Ambos viveram e conquistaram o seu lugar na história antes de eu ter nascido: Churchill morreu quando eu era muito criança, e Gandhi bem antes de eu ter nascido. Mas a vida deu-me a oportunidade magnífica de ter sido contemporâneo daquele que se tornaria no outro meu grande herói do meu século XX: Nelson Mandela.

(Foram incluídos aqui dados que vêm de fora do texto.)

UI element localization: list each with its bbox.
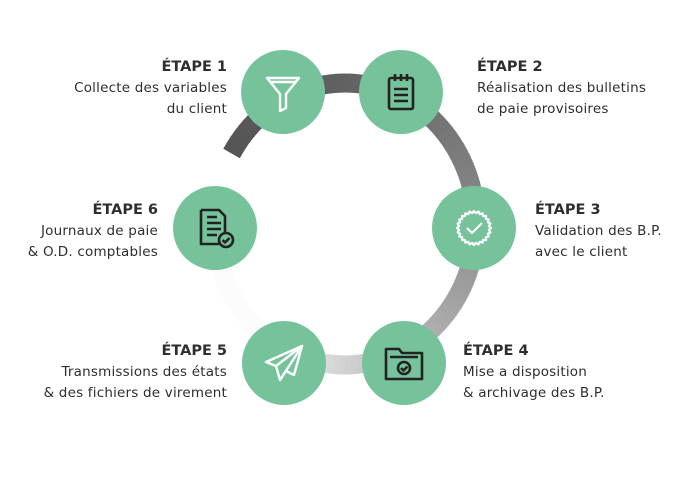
badge-check-icon [455,209,493,247]
step-title: ÉTAPE 1 [161,59,227,75]
step-6-node [173,186,257,270]
step-1-label: ÉTAPE 1 Collecte des variables du client [74,57,227,120]
step-3-label: ÉTAPE 3 Validation des B.P. avec le clie… [535,200,662,263]
step-description: & O.D. comptables [27,244,158,260]
step-description: & archivage des B.P. [463,385,605,401]
step-description: Validation des B.P. [535,223,662,239]
document-check-icon [199,208,235,249]
step-description: Mise a disposition [463,364,588,380]
step-4-node [362,321,446,405]
step-2-node [359,50,443,134]
step-2-label: ÉTAPE 2 Réalisation des bulletins de pai… [477,57,646,120]
step-description: Journaux de paie [40,223,158,239]
step-description: Transmissions des états [61,364,227,380]
step-3-node [432,186,516,270]
paper-plane-icon [264,344,304,382]
step-description: de paie provisoires [477,101,609,117]
step-description: avec le client [535,244,628,260]
step-title: ÉTAPE 4 [463,343,529,359]
funnel-icon [265,76,301,113]
step-5-node [242,321,326,405]
step-description: & des fichiers de virement [43,385,227,401]
notepad-icon [387,74,415,111]
step-description: du client [166,101,227,117]
step-description: Réalisation des bulletins [477,80,647,96]
step-1-node [241,50,325,134]
step-4-label: ÉTAPE 4 Mise a disposition & archivage d… [463,341,605,404]
step-6-label: ÉTAPE 6 Journaux de paie & O.D. comptabl… [28,200,158,263]
folder-check-icon [384,347,424,381]
step-title: ÉTAPE 3 [535,202,601,218]
step-title: ÉTAPE 2 [477,59,543,75]
step-description: Collecte des variables [74,80,227,96]
step-5-label: ÉTAPE 5 Transmissions des états & des fi… [44,341,227,404]
step-title: ÉTAPE 6 [92,202,158,218]
step-title: ÉTAPE 5 [161,343,227,359]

Como moçambicano branco que sou, sempre senti uma ligação muito grande à África do Sul, que era o país que, durante a minha vida em Moçambique, admirávamos e gostávamos de imitar. Eramos colonos, mas compensávamos o embaraço com aquela arrogância dos colonizados: desprezávamos os ‘parolos’ da metrópole portuguesa, reviamo-nos no cosmopolitanismo de toque britânico dos brancos sul-africanos. A África do Sul foi o primeiro país estrangeiro que visitei, duas ou três vezes, na infância, uma delas para ser operado às adenóides e mais duas nos últimos dez anos. Curiosamente, e descontando a transição de pátria de Moçambique para Portugal, o segundo país estrangeiro que conheci foi a Inglaterra, e também por razões de saúde.

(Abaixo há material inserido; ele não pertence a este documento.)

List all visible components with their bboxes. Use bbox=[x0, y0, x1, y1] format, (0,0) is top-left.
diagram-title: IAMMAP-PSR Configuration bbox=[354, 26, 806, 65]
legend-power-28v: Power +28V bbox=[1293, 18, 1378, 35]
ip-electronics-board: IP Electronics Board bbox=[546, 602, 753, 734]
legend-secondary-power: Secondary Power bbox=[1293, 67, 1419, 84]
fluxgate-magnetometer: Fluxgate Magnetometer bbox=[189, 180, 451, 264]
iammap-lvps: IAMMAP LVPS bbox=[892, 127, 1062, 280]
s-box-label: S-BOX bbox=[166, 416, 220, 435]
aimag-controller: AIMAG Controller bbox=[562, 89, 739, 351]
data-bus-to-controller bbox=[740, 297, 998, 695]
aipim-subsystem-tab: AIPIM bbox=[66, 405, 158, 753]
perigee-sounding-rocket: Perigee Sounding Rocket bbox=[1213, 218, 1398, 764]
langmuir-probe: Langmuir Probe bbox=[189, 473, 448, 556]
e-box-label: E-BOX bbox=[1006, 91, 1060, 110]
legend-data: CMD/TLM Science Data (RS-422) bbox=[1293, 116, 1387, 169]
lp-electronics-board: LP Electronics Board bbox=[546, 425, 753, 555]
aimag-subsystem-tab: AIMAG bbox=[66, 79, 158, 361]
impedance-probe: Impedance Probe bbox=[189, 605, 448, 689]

Já na idade adulta, habituei-me a olhar a África do Sul com uma mistura de sentimentos muito contraditórios: uma quase intocável admiração, e uma repulsa muito grande pelo apartheid, que foi o mais absurdo, por extemporâneo, dos regimes totalitários. Ao longo dos anos oitenta, sentia um grande e crescente desalento por aquilo que me parecia ser uma situação de huis-clos, sangrento e violento: a situação do regime sul-africano era intolerável, mas qualquer desfecho me parecia ser potencialmente destruidor para o próprio país.

Durante esses derradeiros anos do apartheid, Nelson Mandela tornou-se o epicentro da luta contra o regime: a sua prisão (na ilha de Robben, à vista da bela Cidade do Cabo) tornava-se a cada dia mais insuportável, com pressões internas e internacionais, e sanções que isolavam a África do Sul do resto do mundo. A sua libertação significava, naturalmente, o fim do apartheid e a ameaça de uma enxurrada de violência de proporções inimagináveis.

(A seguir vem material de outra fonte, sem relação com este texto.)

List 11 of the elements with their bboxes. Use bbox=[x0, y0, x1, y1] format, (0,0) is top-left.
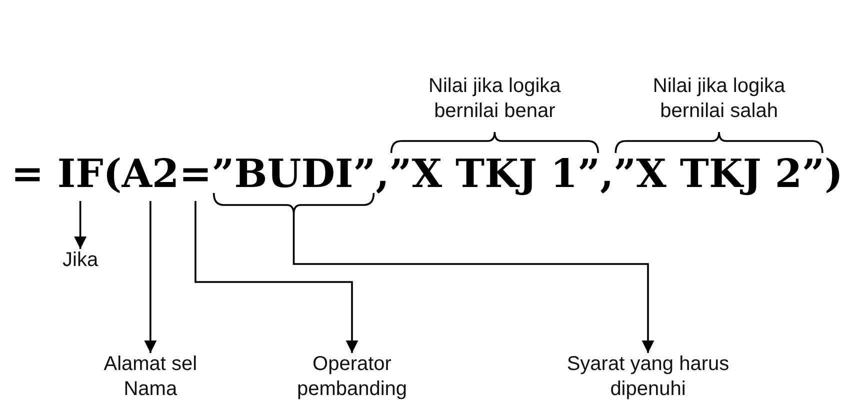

A história sopra os seus inexoráveis ventos, mas é preciso haver sempre um homem que os saiba interpretar e agir de acordo, e, no momento e no tempo certos, esse homem foi Frederik De Klerk, que percebeu que o apartheid tinha chegado ao fim, e que Mandela era o único homem capaz de levar a grande nação sul-africana para o futuro.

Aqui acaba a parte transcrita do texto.